We may live in Arizona, far from the coast, but that doesn’t mean you don’t need flood insurance. Flash flooding in the Phoenix area and throughout Arizona can cause serious property damage that most likely isn’t covered under your Homeowner’s policy. In today’s episode Chuck explains why you should consider getting flood insurance even if you live in the desert.
Having just gotten back from Texas and then watching the issues that are occurring currently in Florida I started thinking about flooding in my home. I began looking at my homeowner’s policy. One of the statistics out of Houston was that about 80% of the homes that were flooded did not have flood insurance.
Even though they may not have been on a flood plain they didn’t have any flood insurance what-so-ever. I think that most people, including myself, would think that homeowner’s insurance would cover flooding outside of a flood plain, but that is not the case. If you are a homeowner, or even a renter (you’re renting an apartment or a home) and you’ve got renter’s insurance, you want to look to make sure that any kind of flood will will be covered under your insurance.
In my particular policy that I looked at, If I had — I’m trying to make this very clear because it was even difficult for me to read. There are so many exclusions. If my neighbor’s sewer backed up, causing their sewage water to come onto my property, my Homeowner’s wouldn’t cover it. That doesn’t mean that I couldn’t sue my neighbors I guess and make a claim on their homeowner’s. That’s not a good way to make friends. But my point is the homeowner’s would not cover it.

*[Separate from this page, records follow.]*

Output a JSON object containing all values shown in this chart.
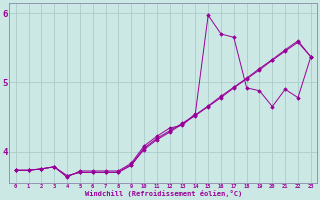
{
  "xlabel": "Windchill (Refroidissement éolien,°C)",
  "bg_color": "#cce8e4",
  "grid_color": "#aacccc",
  "line_color": "#990099",
  "spine_color": "#8888aa",
  "x_ticks": [
    0,
    1,
    2,
    3,
    4,
    5,
    6,
    7,
    8,
    9,
    10,
    11,
    12,
    13,
    14,
    15,
    16,
    17,
    18,
    19,
    20,
    21,
    22,
    23
  ],
  "y_ticks": [
    4,
    5,
    6
  ],
  "xlim": [
    -0.5,
    23.5
  ],
  "ylim": [
    3.55,
    6.15
  ],
  "series1_x": [
    0,
    1,
    2,
    3,
    4,
    5,
    6,
    7,
    8,
    9,
    10,
    11,
    12,
    13,
    14,
    15,
    16,
    17,
    18,
    19,
    20,
    21,
    22,
    23
  ],
  "series1_y": [
    3.73,
    3.73,
    3.75,
    3.78,
    3.63,
    3.72,
    3.72,
    3.72,
    3.72,
    3.83,
    4.08,
    4.22,
    4.34,
    4.38,
    4.55,
    5.97,
    5.7,
    5.65,
    4.92,
    4.88,
    4.65,
    4.9,
    4.78,
    5.37
  ],
  "series2_x": [
    0,
    1,
    2,
    3,
    4,
    5,
    6,
    7,
    8,
    9,
    10,
    11,
    12,
    13,
    14,
    15,
    16,
    17,
    18,
    19,
    20,
    21,
    22,
    23
  ],
  "series2_y": [
    3.73,
    3.73,
    3.75,
    3.78,
    3.65,
    3.7,
    3.7,
    3.7,
    3.7,
    3.8,
    4.03,
    4.17,
    4.28,
    4.4,
    4.52,
    4.65,
    4.78,
    4.92,
    5.05,
    5.18,
    5.32,
    5.45,
    5.58,
    5.37
  ],
  "series3_x": [
    0,
    1,
    2,
    3,
    4,
    5,
    6,
    7,
    8,
    9,
    10,
    11,
    12,
    13,
    14,
    15,
    16,
    17,
    18,
    19,
    20,
    21,
    22,
    23
  ],
  "series3_y": [
    3.73,
    3.73,
    3.75,
    3.78,
    3.65,
    3.7,
    3.7,
    3.7,
    3.7,
    3.81,
    4.05,
    4.19,
    4.3,
    4.41,
    4.53,
    4.66,
    4.8,
    4.93,
    5.06,
    5.2,
    5.33,
    5.47,
    5.6,
    5.37
  ]
}
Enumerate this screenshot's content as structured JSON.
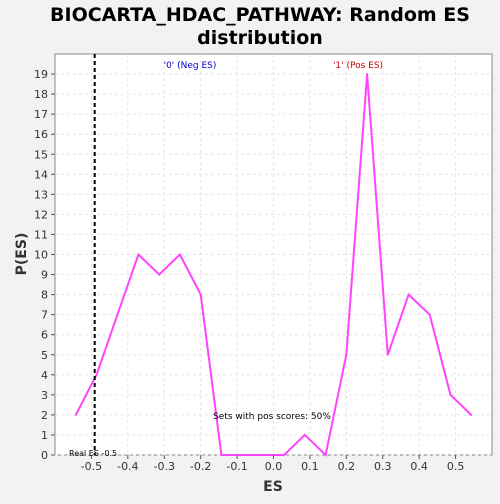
{
  "chart_data": {
    "type": "line",
    "title": "BIOCARTA_HDAC_PATHWAY: Random ES distribution",
    "title_lines": [
      "BIOCARTA_HDAC_PATHWAY: Random ES",
      "distribution"
    ],
    "xlabel": "ES",
    "ylabel": "P(ES)",
    "xlim": [
      -0.6,
      0.6
    ],
    "ylim": [
      0,
      20
    ],
    "x_ticks": [
      -0.5,
      -0.4,
      -0.3,
      -0.2,
      -0.1,
      0.0,
      0.1,
      0.2,
      0.3,
      0.4,
      0.5
    ],
    "x_tick_labels": [
      "-0.5",
      "-0.4",
      "-0.3",
      "-0.2",
      "-0.1",
      "0.0",
      "0.1",
      "0.2",
      "0.3",
      "0.4",
      "0.5"
    ],
    "y_ticks": [
      0,
      1,
      2,
      3,
      4,
      5,
      6,
      7,
      8,
      9,
      10,
      11,
      12,
      13,
      14,
      15,
      16,
      17,
      18,
      19
    ],
    "y_tick_labels": [
      "0",
      "1",
      "2",
      "3",
      "4",
      "5",
      "6",
      "7",
      "8",
      "9",
      "10",
      "11",
      "12",
      "13",
      "14",
      "15",
      "16",
      "17",
      "18",
      "19"
    ],
    "grid": true,
    "series": [
      {
        "color": "#ff44ff",
        "x": [
          -0.543,
          -0.486,
          -0.371,
          -0.314,
          -0.257,
          -0.2,
          -0.143,
          -0.086,
          -0.029,
          0.029,
          0.086,
          0.143,
          0.2,
          0.257,
          0.314,
          0.371,
          0.429,
          0.486,
          0.543
        ],
        "y": [
          2,
          4,
          10,
          9,
          10,
          8,
          0,
          0,
          0,
          0,
          1,
          0,
          5,
          19,
          5,
          8,
          7,
          3,
          2
        ]
      }
    ],
    "annotations": {
      "neg_label": "'0' (Neg ES)",
      "neg_color": "#0000cc",
      "pos_label": "'1' (Pos ES)",
      "pos_color": "#cc0000",
      "pos_scores_text": "Sets with pos scores: 50%",
      "real_es_label": "Real ES -0.5",
      "real_es_value": -0.491
    }
  }
}
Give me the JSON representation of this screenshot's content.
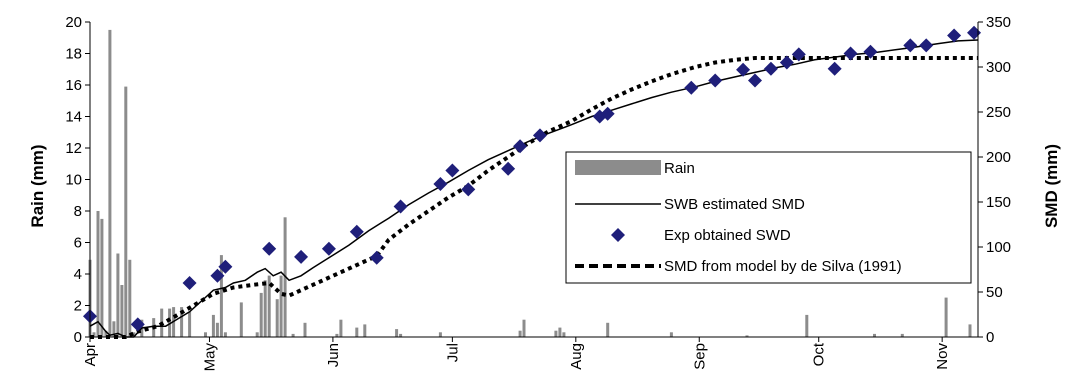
{
  "chart_data": {
    "type": "bar+line",
    "title": "",
    "x_axis": {
      "type": "date",
      "range": [
        "04-01",
        "11-10"
      ],
      "tick_labels": [
        "Apr",
        "May",
        "Jun",
        "Jul",
        "Aug",
        "Sep",
        "Oct",
        "Nov"
      ],
      "tick_dates": [
        "04-01",
        "05-01",
        "06-01",
        "07-01",
        "08-01",
        "09-01",
        "10-01",
        "11-01"
      ]
    },
    "y_left": {
      "label": "Rain (mm)",
      "range": [
        0,
        20
      ],
      "ticks": [
        0,
        2,
        4,
        6,
        8,
        10,
        12,
        14,
        16,
        18,
        20
      ]
    },
    "y_right": {
      "label": "SMD (mm)",
      "range": [
        0,
        350
      ],
      "ticks": [
        0,
        50,
        100,
        150,
        200,
        250,
        300,
        350
      ]
    },
    "legend": {
      "placement": "right-center",
      "entries": [
        "Rain",
        "SWB estimated SMD",
        "Exp obtained SWD",
        "SMD from model by de Silva (1991)"
      ]
    },
    "series": [
      {
        "name": "Rain",
        "kind": "bar",
        "axis": "left",
        "color": "#8c8c8c",
        "points": [
          [
            "04-01",
            4.9
          ],
          [
            "04-02",
            0.3
          ],
          [
            "04-03",
            8.0
          ],
          [
            "04-04",
            7.5
          ],
          [
            "04-05",
            0.4
          ],
          [
            "04-06",
            19.5
          ],
          [
            "04-07",
            1.0
          ],
          [
            "04-08",
            5.3
          ],
          [
            "04-09",
            3.3
          ],
          [
            "04-10",
            15.9
          ],
          [
            "04-11",
            4.9
          ],
          [
            "04-12",
            0.3
          ],
          [
            "04-14",
            1.1
          ],
          [
            "04-17",
            1.2
          ],
          [
            "04-19",
            1.8
          ],
          [
            "04-21",
            1.8
          ],
          [
            "04-22",
            1.9
          ],
          [
            "04-24",
            1.9
          ],
          [
            "04-26",
            1.6
          ],
          [
            "04-30",
            0.3
          ],
          [
            "05-02",
            1.4
          ],
          [
            "05-03",
            0.9
          ],
          [
            "05-04",
            5.2
          ],
          [
            "05-05",
            0.3
          ],
          [
            "05-09",
            2.2
          ],
          [
            "05-13",
            0.3
          ],
          [
            "05-14",
            2.8
          ],
          [
            "05-15",
            3.6
          ],
          [
            "05-16",
            3.9
          ],
          [
            "05-18",
            2.4
          ],
          [
            "05-19",
            3.9
          ],
          [
            "05-20",
            7.6
          ],
          [
            "05-22",
            0.2
          ],
          [
            "05-25",
            0.9
          ],
          [
            "06-02",
            0.2
          ],
          [
            "06-03",
            1.1
          ],
          [
            "06-07",
            0.6
          ],
          [
            "06-09",
            0.8
          ],
          [
            "06-17",
            0.5
          ],
          [
            "06-18",
            0.2
          ],
          [
            "06-28",
            0.3
          ],
          [
            "07-18",
            0.4
          ],
          [
            "07-19",
            1.1
          ],
          [
            "07-27",
            0.4
          ],
          [
            "07-28",
            0.6
          ],
          [
            "07-29",
            0.3
          ],
          [
            "08-09",
            0.9
          ],
          [
            "08-25",
            0.3
          ],
          [
            "09-13",
            0.1
          ],
          [
            "09-28",
            1.4
          ],
          [
            "10-15",
            0.2
          ],
          [
            "10-22",
            0.2
          ],
          [
            "11-02",
            2.5
          ],
          [
            "11-08",
            0.8
          ]
        ]
      },
      {
        "name": "SWB estimated SMD",
        "kind": "line",
        "axis": "right",
        "color": "#000000",
        "points": [
          [
            "04-01",
            12
          ],
          [
            "04-03",
            17
          ],
          [
            "04-05",
            6
          ],
          [
            "04-06",
            2
          ],
          [
            "04-08",
            4
          ],
          [
            "04-10",
            0
          ],
          [
            "04-12",
            0
          ],
          [
            "04-14",
            10
          ],
          [
            "04-17",
            12
          ],
          [
            "04-20",
            12
          ],
          [
            "04-23",
            20
          ],
          [
            "04-26",
            28
          ],
          [
            "04-29",
            40
          ],
          [
            "05-02",
            52
          ],
          [
            "05-05",
            55
          ],
          [
            "05-07",
            60
          ],
          [
            "05-10",
            63
          ],
          [
            "05-13",
            72
          ],
          [
            "05-15",
            76
          ],
          [
            "05-17",
            68
          ],
          [
            "05-19",
            72
          ],
          [
            "05-21",
            63
          ],
          [
            "05-24",
            68
          ],
          [
            "05-27",
            77
          ],
          [
            "05-31",
            88
          ],
          [
            "06-05",
            102
          ],
          [
            "06-10",
            118
          ],
          [
            "06-15",
            132
          ],
          [
            "06-20",
            147
          ],
          [
            "06-25",
            160
          ],
          [
            "06-30",
            172
          ],
          [
            "07-05",
            185
          ],
          [
            "07-10",
            197
          ],
          [
            "07-15",
            207
          ],
          [
            "07-20",
            217
          ],
          [
            "07-25",
            226
          ],
          [
            "07-31",
            236
          ],
          [
            "08-05",
            245
          ],
          [
            "08-10",
            252
          ],
          [
            "08-15",
            259
          ],
          [
            "08-20",
            266
          ],
          [
            "08-25",
            272
          ],
          [
            "08-31",
            278
          ],
          [
            "09-05",
            284
          ],
          [
            "09-10",
            289
          ],
          [
            "09-15",
            294
          ],
          [
            "09-20",
            299
          ],
          [
            "09-25",
            303
          ],
          [
            "09-30",
            308
          ],
          [
            "10-05",
            311
          ],
          [
            "10-10",
            314
          ],
          [
            "10-15",
            316
          ],
          [
            "10-20",
            319
          ],
          [
            "10-25",
            322
          ],
          [
            "10-31",
            326
          ],
          [
            "11-05",
            329
          ],
          [
            "11-10",
            330
          ]
        ]
      },
      {
        "name": "Exp obtained SWD",
        "kind": "scatter",
        "axis": "right",
        "marker": "diamond",
        "color": "#1f1f7a",
        "points": [
          [
            "04-01",
            23
          ],
          [
            "04-13",
            14
          ],
          [
            "04-26",
            60
          ],
          [
            "05-03",
            68
          ],
          [
            "05-05",
            78
          ],
          [
            "05-16",
            98
          ],
          [
            "05-24",
            89
          ],
          [
            "05-31",
            98
          ],
          [
            "06-07",
            117
          ],
          [
            "06-12",
            88
          ],
          [
            "06-18",
            145
          ],
          [
            "06-28",
            170
          ],
          [
            "07-01",
            185
          ],
          [
            "07-05",
            164
          ],
          [
            "07-15",
            187
          ],
          [
            "07-18",
            212
          ],
          [
            "07-23",
            224
          ],
          [
            "08-07",
            245
          ],
          [
            "08-09",
            248
          ],
          [
            "08-30",
            277
          ],
          [
            "09-05",
            285
          ],
          [
            "09-12",
            297
          ],
          [
            "09-15",
            285
          ],
          [
            "09-19",
            298
          ],
          [
            "09-23",
            305
          ],
          [
            "09-26",
            314
          ],
          [
            "10-05",
            298
          ],
          [
            "10-09",
            315
          ],
          [
            "10-14",
            317
          ],
          [
            "10-24",
            324
          ],
          [
            "10-28",
            324
          ],
          [
            "11-04",
            335
          ],
          [
            "11-09",
            338
          ]
        ]
      },
      {
        "name": "SMD from model by de Silva (1991)",
        "kind": "line",
        "axis": "right",
        "style": "dotted",
        "color": "#000000",
        "points": [
          [
            "04-01",
            0
          ],
          [
            "04-10",
            0
          ],
          [
            "04-13",
            6
          ],
          [
            "04-18",
            12
          ],
          [
            "04-22",
            22
          ],
          [
            "04-27",
            35
          ],
          [
            "05-02",
            48
          ],
          [
            "05-07",
            55
          ],
          [
            "05-12",
            58
          ],
          [
            "05-16",
            60
          ],
          [
            "05-19",
            48
          ],
          [
            "05-21",
            46
          ],
          [
            "05-24",
            52
          ],
          [
            "05-29",
            62
          ],
          [
            "06-03",
            72
          ],
          [
            "06-08",
            82
          ],
          [
            "06-12",
            90
          ],
          [
            "06-15",
            108
          ],
          [
            "06-20",
            125
          ],
          [
            "06-25",
            140
          ],
          [
            "06-30",
            155
          ],
          [
            "07-05",
            168
          ],
          [
            "07-10",
            185
          ],
          [
            "07-15",
            200
          ],
          [
            "07-20",
            215
          ],
          [
            "07-25",
            228
          ],
          [
            "07-31",
            240
          ],
          [
            "08-05",
            253
          ],
          [
            "08-10",
            265
          ],
          [
            "08-15",
            275
          ],
          [
            "08-20",
            284
          ],
          [
            "08-25",
            292
          ],
          [
            "08-31",
            300
          ],
          [
            "09-05",
            305
          ],
          [
            "09-10",
            308
          ],
          [
            "09-15",
            310
          ],
          [
            "11-10",
            310
          ]
        ]
      }
    ]
  }
}
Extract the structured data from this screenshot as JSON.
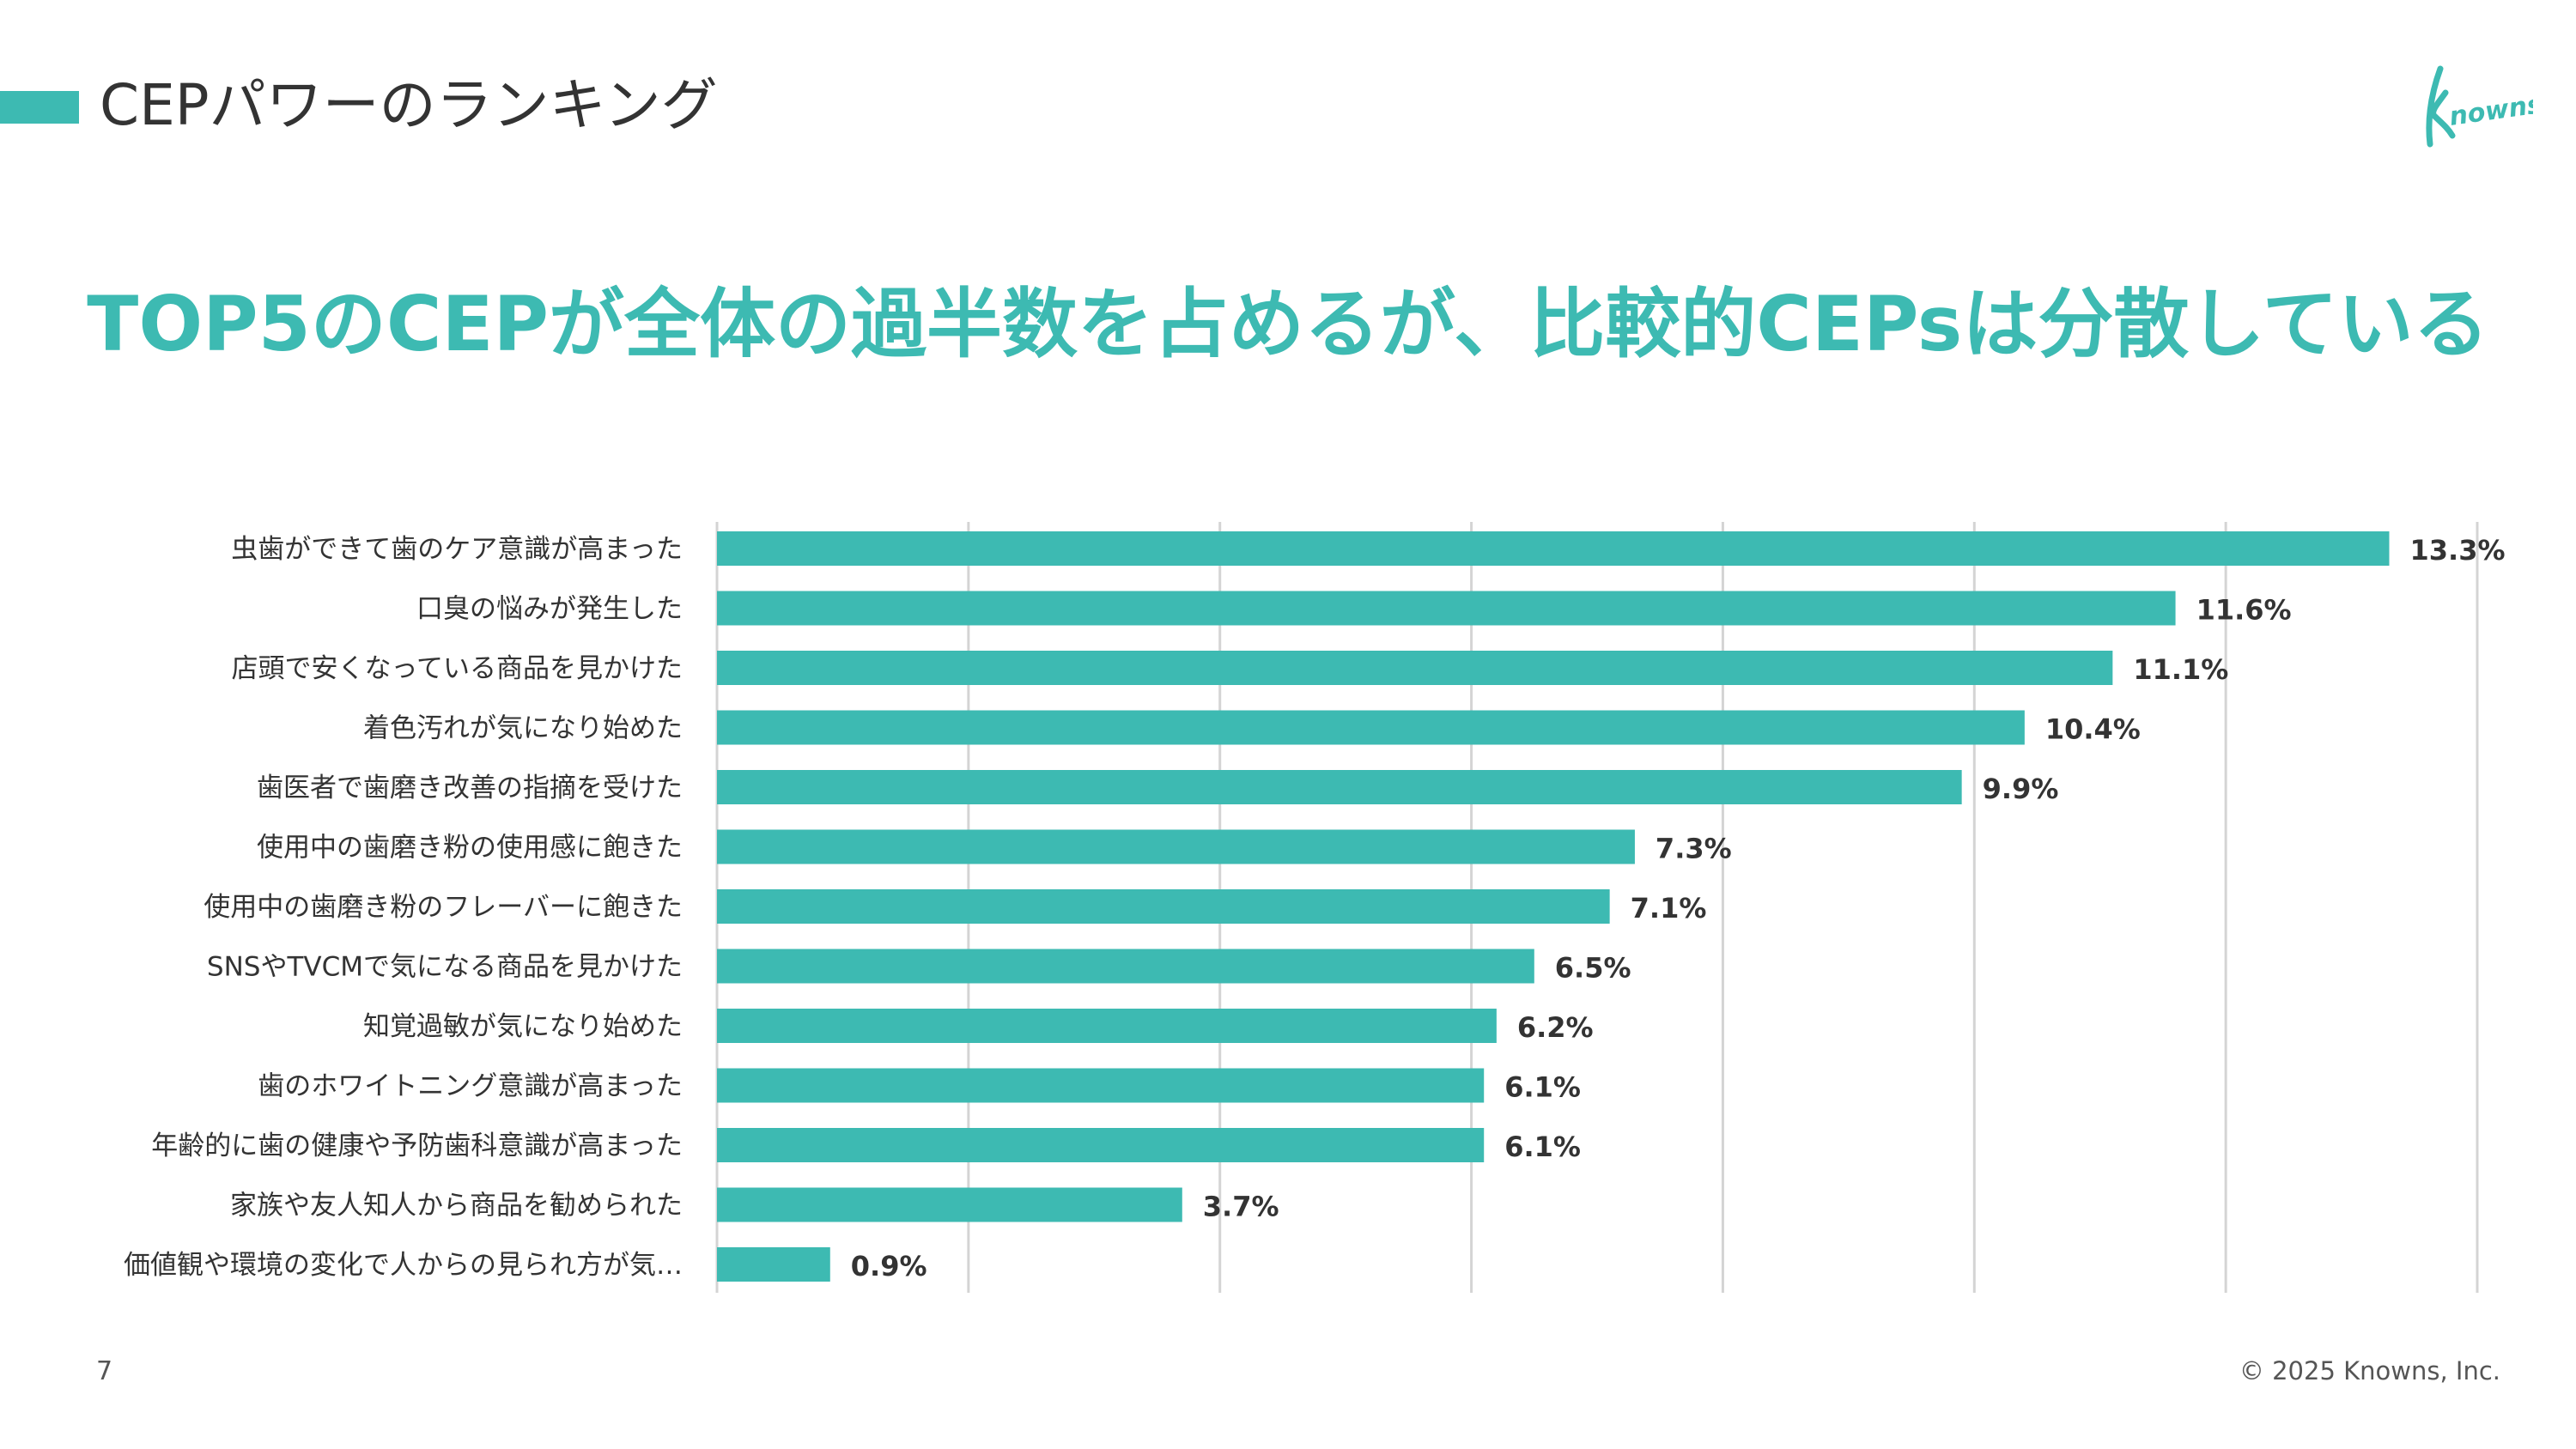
{
  "header": {
    "section_title": "CEPパワーのランキング",
    "logo_text": "Knowns"
  },
  "headline": "TOP5のCEPが全体の過半数を占めるが、比較的CEPsは分散している",
  "footer": {
    "page_number": "7",
    "copyright": "© 2025 Knowns, Inc."
  },
  "colors": {
    "accent": "#3dbab2",
    "bar": "#3dbab2",
    "grid": "#d4d4d4",
    "text": "#333333"
  },
  "chart_data": {
    "type": "bar",
    "orientation": "horizontal",
    "title": "",
    "xlabel": "",
    "ylabel": "",
    "xlim": [
      0,
      14
    ],
    "grid": true,
    "categories": [
      "虫歯ができて歯のケア意識が高まった",
      "口臭の悩みが発生した",
      "店頭で安くなっている商品を見かけた",
      "着色汚れが気になり始めた",
      "歯医者で歯磨き改善の指摘を受けた",
      "使用中の歯磨き粉の使用感に飽きた",
      "使用中の歯磨き粉のフレーバーに飽きた",
      "SNSやTVCMで気になる商品を見かけた",
      "知覚過敏が気になり始めた",
      "歯のホワイトニング意識が高まった",
      "年齢的に歯の健康や予防歯科意識が高まった",
      "家族や友人知人から商品を勧められた",
      "価値観や環境の変化で人からの見られ方が気…"
    ],
    "values": [
      13.3,
      11.6,
      11.1,
      10.4,
      9.9,
      7.3,
      7.1,
      6.5,
      6.2,
      6.1,
      6.1,
      3.7,
      0.9
    ],
    "value_labels": [
      "13.3%",
      "11.6%",
      "11.1%",
      "10.4%",
      "9.9%",
      "7.3%",
      "7.1%",
      "6.5%",
      "6.2%",
      "6.1%",
      "6.1%",
      "3.7%",
      "0.9%"
    ]
  }
}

In other words, if the water originates off your property, and then comes onto your property. Say you live on the foot of a mountain here in Phoenix. If the water comes down off the mountain and then comes into your home, or floods your property. Or you end up with (a lot of insurance carriers use this) “blowing rain” in other words the rain is not directly over your house, it is blowing sideways and then floods your property. There is no coverage.
There is coverage if you have a pipe break in the wall. Let’s say it breaks and floods your living room or bathroom, there is coverage in that. Or if somebody clogs up one of your toilets. This is unless of course the insurance company decides to argue that it was lack of maintenance that caused it, and that is another exclusion.
I started looking into the National Flood Insurance Program which is managed by FEMA. I don’t live in a flood plain, but I have lived through two hundred-year-floods back in the late 70s that are supposed to happen every 100 years and they happened two years in a row, and I know what happened then. I have actually had a flood here too based upon some torrential rain we had about 5 years ago. I started looking at it and it would cost me less than $250 a year to have flood insurance that would cover all of those exclusions in my homeowner’s policy.
My point is, look at your Homeowner’s policy if you own a home. Look at your renter’s policy if you have renter’s insurance. Look at the exclusions relative to flood insurance and your belongings. Now if the wind comes through and rips off your roof, that is covered. Wind damage is always – well not always – but generally speaking is covered. But the rain aftermath, the “blowing rain” and the damage that it causes to the interior of your home and personal belongings after the roof was ripped off would not be covered.
So my point is, pull your Homeowner’s Policy out, look at the exclusions, and if there are a lot of exclusions like most homeowner’s policies, spring for the extra couple-hundred dollars a year. Get the flood insurance that will cover all those things which aren’t covered. That way you won’t end up paying out of pocket like 80% of the people in Houston are going to be to rebuild their homes and replace their personal belongings.